In a report that will make you want to travel by car for the rest of your life, the FAA's records detail how "near collision" episodes are frequent and ongoing.
Based on the videos of near misses on YouTube, the safety margins are so enormous that even an event classified as near miss is not really recognizable by a layperson, because the two airplanes are nowhere near each other.
Guessing "near collision" means one plane had to divert a few degrees before continuing course? Yeah totally normal, you don't want them to be anywhere close to what you and I consider as "near".
Near miss can be a confusing phrase, but it means a miss where the objects (or planes here) were very near each other. With that context, a near collision wouldn't make sense as there's no way to have a collision where the objects are just near each other (as opposed to contacting each other).
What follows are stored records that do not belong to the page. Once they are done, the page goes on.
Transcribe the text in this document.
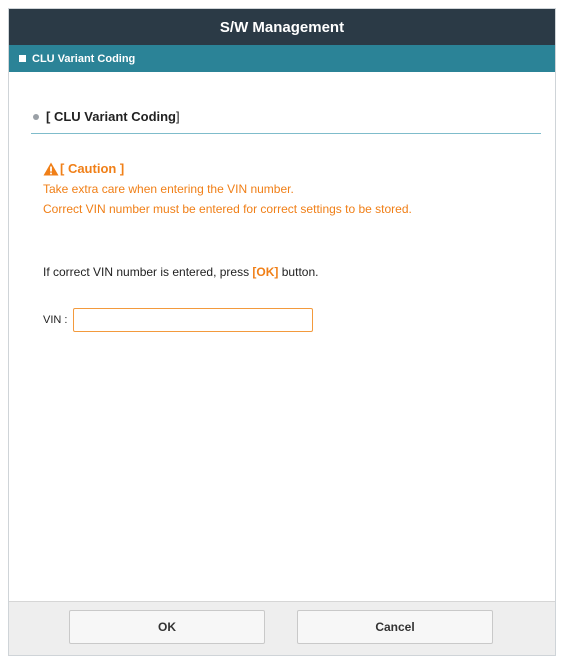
S/W Management
CLU Variant Coding
[ CLU Variant Coding ]
[ Caution ]
Take extra care when entering the VIN number.
Correct VIN number must be entered for correct settings to be stored.
If correct VIN number is entered, press [OK] button.
VIN :
OK	Cancel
Yes, but the layperson's perspective doesn't really matter here and it's worth reading the NYT piece. The underlying issue is that air traffic controllers are overworked and making mistakes due to staffing shortages and mandatory overtime while working a mentally taxing job. There are legitimate concerns that if this isn't addressed, we could see actual collisions and casualties.
Even if the distances seem great to you, if the FAA says "that's a near miss" and "we're operating outside of safety requirements", that means that if you roll the dice long enough you WILL have a crash.
When air traffic controllers tell you "this is a crisis" I think we should listen. Must we wait for an actual crash before we do something? It seems like we never react UNTIL a crisis explodes.
Another example: last year, while threatening a railroad strike, the railroad unions warned that derailments and near catastrophes were going up. Just a few months after they were forced back to work without additional support or breaks, the East Palestine disaster struck. The people responsible for inspecting cars TOLD the media and TOLD congress that this was happening. And it's still going on. Derailments are like mass shootings. They happen about weekly, but the reporting just covers a few of the big ones.
Of course the air traffic controllers should be listened to, since they can predict the future tendencies.
I think railroads have less safety margin in their system, mostly due to having one dimension fewer available. A plane can (and automatically does) stop a collision by ascending or descending. A train can't do that.
And basis for this deep insight of yours is you have seen some YouTube videos.. Got it. That definitely wins over some pilots describing their experience in that NYT article.